Były wicepremier wspominał okres, gdy stał na czele Polskiego Stronnictwa Ludowego. - Mamy nowy okres w historii PSL. Z dużym sentymentem wspominam ostatnie 7 lat, bo z peryferii wróciliśmy do centrum polityki, jesteśmy w koalicji rządowej i wszystkich sejmikach wojewódzkich. To była przygoda w czasie wielkiego kryzysu. Będę miał co wspominać - powiedział Pawlak.

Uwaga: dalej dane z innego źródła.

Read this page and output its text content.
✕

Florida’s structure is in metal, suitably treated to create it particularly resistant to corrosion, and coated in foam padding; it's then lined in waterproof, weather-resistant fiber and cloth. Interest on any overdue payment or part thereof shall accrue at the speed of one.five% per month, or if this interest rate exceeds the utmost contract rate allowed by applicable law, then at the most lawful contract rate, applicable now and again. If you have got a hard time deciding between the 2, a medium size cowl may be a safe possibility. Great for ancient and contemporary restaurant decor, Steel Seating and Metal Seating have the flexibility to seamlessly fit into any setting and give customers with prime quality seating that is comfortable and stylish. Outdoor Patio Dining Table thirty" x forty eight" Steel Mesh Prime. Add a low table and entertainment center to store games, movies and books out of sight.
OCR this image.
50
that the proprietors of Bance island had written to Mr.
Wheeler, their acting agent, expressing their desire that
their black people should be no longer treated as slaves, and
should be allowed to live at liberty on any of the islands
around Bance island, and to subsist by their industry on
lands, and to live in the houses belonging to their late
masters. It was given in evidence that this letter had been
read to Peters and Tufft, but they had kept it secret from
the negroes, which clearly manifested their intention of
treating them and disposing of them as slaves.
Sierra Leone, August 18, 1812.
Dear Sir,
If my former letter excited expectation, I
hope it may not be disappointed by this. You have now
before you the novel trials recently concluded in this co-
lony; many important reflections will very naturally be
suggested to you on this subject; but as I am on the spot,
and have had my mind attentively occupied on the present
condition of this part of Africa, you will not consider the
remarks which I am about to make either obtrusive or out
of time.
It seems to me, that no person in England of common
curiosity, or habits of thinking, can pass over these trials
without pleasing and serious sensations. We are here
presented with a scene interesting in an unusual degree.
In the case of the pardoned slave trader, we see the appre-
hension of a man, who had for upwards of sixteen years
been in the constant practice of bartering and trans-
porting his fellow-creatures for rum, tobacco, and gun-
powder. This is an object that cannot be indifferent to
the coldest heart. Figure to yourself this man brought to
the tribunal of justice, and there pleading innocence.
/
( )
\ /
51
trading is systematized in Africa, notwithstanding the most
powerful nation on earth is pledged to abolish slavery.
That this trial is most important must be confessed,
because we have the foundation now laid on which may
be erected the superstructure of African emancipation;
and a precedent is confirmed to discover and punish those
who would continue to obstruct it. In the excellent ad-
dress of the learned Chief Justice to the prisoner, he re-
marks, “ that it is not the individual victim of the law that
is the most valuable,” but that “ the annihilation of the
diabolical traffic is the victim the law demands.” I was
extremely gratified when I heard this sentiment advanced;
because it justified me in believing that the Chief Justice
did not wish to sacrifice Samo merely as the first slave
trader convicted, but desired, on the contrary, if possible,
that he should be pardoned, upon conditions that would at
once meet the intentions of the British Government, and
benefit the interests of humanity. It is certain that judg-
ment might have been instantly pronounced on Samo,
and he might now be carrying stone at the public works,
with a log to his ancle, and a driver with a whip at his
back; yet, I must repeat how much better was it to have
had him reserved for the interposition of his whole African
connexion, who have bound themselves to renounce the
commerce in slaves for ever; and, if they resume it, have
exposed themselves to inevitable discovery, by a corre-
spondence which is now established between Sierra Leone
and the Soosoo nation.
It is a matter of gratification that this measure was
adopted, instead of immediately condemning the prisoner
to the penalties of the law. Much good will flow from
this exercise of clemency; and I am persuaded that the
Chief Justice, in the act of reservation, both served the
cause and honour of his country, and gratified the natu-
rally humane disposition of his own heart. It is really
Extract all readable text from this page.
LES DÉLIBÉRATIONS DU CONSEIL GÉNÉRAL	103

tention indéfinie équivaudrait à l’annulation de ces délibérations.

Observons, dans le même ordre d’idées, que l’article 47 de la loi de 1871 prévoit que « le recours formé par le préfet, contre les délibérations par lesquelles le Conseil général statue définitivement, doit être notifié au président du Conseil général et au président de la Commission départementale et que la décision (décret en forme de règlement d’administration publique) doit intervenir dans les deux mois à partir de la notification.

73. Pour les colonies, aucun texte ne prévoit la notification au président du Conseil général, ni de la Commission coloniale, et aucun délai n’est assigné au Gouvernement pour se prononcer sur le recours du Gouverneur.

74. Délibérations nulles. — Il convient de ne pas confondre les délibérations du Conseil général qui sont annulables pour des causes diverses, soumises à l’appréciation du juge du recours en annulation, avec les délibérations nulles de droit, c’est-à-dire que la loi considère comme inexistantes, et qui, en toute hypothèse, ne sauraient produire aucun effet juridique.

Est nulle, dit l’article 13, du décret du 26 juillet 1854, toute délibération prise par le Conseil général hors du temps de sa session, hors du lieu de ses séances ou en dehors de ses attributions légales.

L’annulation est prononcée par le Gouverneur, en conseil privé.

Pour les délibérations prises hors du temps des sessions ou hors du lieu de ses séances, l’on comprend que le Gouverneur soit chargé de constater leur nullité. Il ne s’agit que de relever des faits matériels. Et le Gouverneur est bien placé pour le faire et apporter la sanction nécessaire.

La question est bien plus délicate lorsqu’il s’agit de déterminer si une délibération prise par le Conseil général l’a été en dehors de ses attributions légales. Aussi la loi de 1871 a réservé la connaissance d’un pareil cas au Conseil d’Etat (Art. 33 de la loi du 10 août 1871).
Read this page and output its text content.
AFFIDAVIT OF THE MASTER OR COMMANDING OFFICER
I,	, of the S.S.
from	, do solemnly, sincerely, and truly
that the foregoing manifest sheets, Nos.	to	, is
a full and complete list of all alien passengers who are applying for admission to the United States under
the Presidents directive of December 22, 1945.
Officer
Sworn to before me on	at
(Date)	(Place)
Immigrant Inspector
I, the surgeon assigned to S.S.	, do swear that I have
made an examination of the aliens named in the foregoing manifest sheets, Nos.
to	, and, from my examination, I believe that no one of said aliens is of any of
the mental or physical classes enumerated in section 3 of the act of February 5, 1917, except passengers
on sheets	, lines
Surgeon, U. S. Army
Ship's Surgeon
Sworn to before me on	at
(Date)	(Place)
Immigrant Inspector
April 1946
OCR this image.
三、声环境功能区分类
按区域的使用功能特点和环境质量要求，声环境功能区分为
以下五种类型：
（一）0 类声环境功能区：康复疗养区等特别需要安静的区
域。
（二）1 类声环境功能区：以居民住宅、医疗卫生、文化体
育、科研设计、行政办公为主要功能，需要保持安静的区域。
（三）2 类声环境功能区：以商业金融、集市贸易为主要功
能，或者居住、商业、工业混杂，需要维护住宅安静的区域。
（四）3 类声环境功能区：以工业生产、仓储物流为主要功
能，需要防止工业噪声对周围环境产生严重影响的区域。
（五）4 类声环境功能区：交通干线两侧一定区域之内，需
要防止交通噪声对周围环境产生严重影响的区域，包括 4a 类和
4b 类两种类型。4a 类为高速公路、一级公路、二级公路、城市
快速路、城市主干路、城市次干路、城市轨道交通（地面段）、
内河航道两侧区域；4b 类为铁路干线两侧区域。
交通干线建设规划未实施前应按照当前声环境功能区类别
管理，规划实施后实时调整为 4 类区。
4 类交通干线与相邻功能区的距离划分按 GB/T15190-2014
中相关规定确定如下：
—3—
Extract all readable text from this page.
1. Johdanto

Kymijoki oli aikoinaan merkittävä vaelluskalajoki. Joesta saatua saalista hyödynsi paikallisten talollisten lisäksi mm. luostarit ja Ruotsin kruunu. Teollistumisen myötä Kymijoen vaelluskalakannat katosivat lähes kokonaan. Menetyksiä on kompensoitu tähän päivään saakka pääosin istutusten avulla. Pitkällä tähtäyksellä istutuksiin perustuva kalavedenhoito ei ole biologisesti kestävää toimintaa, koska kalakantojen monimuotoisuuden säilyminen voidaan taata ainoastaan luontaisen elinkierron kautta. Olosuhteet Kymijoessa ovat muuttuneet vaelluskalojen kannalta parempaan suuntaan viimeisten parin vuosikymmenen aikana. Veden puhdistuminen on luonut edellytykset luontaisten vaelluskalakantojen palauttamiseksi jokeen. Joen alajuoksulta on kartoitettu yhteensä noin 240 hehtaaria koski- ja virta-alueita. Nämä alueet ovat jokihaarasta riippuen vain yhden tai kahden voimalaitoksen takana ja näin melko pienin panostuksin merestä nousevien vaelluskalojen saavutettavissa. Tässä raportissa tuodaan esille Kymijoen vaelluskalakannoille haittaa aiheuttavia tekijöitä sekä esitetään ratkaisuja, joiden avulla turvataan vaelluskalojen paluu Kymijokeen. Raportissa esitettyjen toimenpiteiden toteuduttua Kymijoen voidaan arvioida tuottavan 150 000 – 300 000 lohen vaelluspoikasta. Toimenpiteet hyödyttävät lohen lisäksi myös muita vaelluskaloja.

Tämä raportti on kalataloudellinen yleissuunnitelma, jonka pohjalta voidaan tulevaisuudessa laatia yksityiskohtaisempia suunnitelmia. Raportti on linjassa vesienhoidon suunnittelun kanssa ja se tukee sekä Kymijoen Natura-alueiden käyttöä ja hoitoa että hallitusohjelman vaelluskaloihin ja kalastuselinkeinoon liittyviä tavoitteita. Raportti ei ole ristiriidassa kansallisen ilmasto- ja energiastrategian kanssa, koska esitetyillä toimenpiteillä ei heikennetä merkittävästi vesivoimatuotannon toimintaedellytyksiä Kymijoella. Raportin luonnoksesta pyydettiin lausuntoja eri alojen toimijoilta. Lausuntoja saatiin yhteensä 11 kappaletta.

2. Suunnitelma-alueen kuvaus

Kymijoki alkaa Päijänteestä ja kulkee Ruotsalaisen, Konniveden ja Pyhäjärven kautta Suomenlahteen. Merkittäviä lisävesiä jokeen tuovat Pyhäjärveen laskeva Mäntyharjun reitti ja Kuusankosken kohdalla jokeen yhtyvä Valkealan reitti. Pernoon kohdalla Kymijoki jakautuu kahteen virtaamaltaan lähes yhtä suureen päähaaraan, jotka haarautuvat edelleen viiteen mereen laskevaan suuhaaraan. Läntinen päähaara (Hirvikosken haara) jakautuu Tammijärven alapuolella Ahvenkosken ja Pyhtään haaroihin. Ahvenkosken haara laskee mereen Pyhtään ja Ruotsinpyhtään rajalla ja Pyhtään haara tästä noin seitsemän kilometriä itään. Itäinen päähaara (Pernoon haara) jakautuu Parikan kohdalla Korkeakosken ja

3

- To życiowa przygoda, jeśli spotyka się fajnych ludzi, z którymi można zrobić coś fajnego. Cała struktura czy społeczność PSL ma dużo szerszy wymiar niż polityczny i administracyjny, jest tu wiele przyjaźni - stwierdził były wicepremier.
Pawlak dodał również, że tydzień po porażce w wyborach na prezesa PSL "lepiej rozumie słowa, że w polityce lepiej odejść za wcześnie niż za późno".
Zapytany o doniesienia "Wprost", dotyczące tego, że ma on się zająć chińskim biznesem odpowiedział: - Czytam dobre rady kolegów, którzy chcieliby mnie wysłać na krańce świata. Niektóre pomysły są ciekawe. Na pewno zostanę w polityce do końca tej kadencji Sejmu - zapewnił były szef PSL.
- Na razie rozważam raczej krajowe rozwiązania - odpowiedział Pawlak na pytanie dotyczące swoich planów na przyszłość.